Wednesday, 16 December 2015

Demands of the information age

Last night before bed, I started preparing a soup of butternut squash and red lentils for the Ignatian meditation group lunch today at our house, and finished it off before having breakfast this morning, in time to head across town to St Germans for the midweek Mass. There were a dozen of us there. It looks like I'm going to continue helping out there in the New Year, with two baptisms on the Feast of Christ's Baptism, and a wedding in February, to prepare for. It'll be the first time for me to officiate at a wedding in UK since retirement. 

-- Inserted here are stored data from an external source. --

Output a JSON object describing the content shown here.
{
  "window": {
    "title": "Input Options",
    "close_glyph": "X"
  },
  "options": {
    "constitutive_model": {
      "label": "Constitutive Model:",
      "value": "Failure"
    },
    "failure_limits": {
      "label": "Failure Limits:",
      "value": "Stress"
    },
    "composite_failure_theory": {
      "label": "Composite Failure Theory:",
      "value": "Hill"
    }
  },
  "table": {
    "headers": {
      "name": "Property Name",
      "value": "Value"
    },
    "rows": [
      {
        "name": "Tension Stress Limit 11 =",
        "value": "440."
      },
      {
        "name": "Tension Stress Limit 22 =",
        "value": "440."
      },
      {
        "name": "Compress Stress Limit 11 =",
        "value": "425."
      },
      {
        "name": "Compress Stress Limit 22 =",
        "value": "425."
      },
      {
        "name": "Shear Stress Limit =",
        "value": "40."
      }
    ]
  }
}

Regulation is now more demanding because of abuse of church wedding ceremonies for marriages of convenience. Also people with a family connection to a church can now ask to be married there, even if they don't live in the Parish. Passport and address checks are now required at an early stage in the preparation. Clergy must prove they have no criminal record before they get permission to officiate in a new diocese. Trust and credibility must be legally formalised and kept updated, consequences of ministering in a society where a priest and the people served are no longer known to each other, as was used normal in previous centuries. It means ministry is far more based on the required function than relationships between people. No matter how much effort goes into making the offer of ministry personal, it is far more likely to be transient in nature. I wonder if we've yet taken into account the impact of this on Christian spirituality as well as practice.

There were five of us for the meditation session. As the group meets most months and has done for years, it's an appreciated part of the more permanent aspect of our respective journeys in faith. The same can be said for the small core group of people in each church congregation that's responsible for maintaining services and keeping the building open. Sometimes these relationships are life-long, and without them, something of the mind and heart of Christian tradition would be lost. They often seem to be older people, simply because they are people who stayed in a place to grow up and grow old together. The group always seems to be dying out, but more often than not its membership gradually changes over the years. A small aspect of growth which often goes un-noticed.

Much of the evening I spent working on migrating CBS user account record notes one by one into a OneNote file that can be easily accessed by all who need to. It's far from being an ideal solution, as the software doesn't offer all that it would be useful for it to do, but once the migration of data is  complete, it'll be easy for anyone with information to add to the common cloud based file. It's quite a dull routine task, but it requires concentration to maintain. I'll be glad to see the back of it, so that I can relax my worries about us keeping an up to date set of working information, easily accessible right back to when the business was set  up, going digital in 2009.